Q) A light of frequency v is incident on a metal surface whose work function is Wo. The kinetic energy of the emitted electron is K. If the frequency of the incident light is doubled, then the Kinetic Energy of the emitted electron will be?

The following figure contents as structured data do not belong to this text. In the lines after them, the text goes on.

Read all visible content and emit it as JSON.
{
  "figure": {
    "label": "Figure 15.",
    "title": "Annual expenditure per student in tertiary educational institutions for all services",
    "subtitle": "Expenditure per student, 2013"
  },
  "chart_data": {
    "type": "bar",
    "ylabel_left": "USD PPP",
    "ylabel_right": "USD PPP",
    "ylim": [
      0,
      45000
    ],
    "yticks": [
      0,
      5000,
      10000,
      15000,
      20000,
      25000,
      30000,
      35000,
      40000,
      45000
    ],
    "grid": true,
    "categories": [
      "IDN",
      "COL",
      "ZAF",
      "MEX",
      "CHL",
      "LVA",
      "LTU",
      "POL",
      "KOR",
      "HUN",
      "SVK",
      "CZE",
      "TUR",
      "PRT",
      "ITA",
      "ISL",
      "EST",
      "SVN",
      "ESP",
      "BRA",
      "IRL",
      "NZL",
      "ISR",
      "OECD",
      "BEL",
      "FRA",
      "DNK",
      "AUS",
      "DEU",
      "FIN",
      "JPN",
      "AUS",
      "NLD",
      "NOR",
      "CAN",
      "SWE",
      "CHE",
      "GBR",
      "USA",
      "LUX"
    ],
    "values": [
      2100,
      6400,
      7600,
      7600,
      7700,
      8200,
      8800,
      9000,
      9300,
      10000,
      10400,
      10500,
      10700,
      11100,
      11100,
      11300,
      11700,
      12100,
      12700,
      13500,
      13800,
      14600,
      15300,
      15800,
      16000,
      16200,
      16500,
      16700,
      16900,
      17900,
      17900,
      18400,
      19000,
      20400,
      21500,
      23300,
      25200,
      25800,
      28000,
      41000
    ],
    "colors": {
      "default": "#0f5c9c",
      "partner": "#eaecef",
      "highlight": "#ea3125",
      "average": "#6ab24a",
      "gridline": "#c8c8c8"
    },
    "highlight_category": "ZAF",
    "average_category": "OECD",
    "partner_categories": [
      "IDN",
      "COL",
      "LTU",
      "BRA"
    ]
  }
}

Q) A light of frequency v is incident on a metal surface whose work function is Wo. The kinetic energy of the emitted electron is K. If the frequency of the incident light is doubled, then the Kinetic Energy of the emitted electron will be?
a) 2k
b) more than 2k
c) between k and 2k
d) less than k

Correct Answer: b) more than 2k

Use the photoelectric equation:$$K = h\nu – W_0$$

Where:

• $K$ = kinetic energy
• $h$ = Planck’s constant
• $\nu$ = frequency
• $W_0$ = work function

Given:

$$K = h\nu – W_0$$

If frequency is doubled:$$K’ = h(2\nu) – W_0$$$$K’ = 2h\nu – W_0$$​

Now substitute $h\nu = K + W_0$:$$K’ = 2(K + W_0) – W_0$$ $$K’ = 2K + 2W_0 – W_0$$ $$K’ = 2K + W_0$$Compare with $2K$:

Since $W_0 > 0$,$$K’ = 2K + W_0 > 2K$$

Final Answer:

b) more than 2K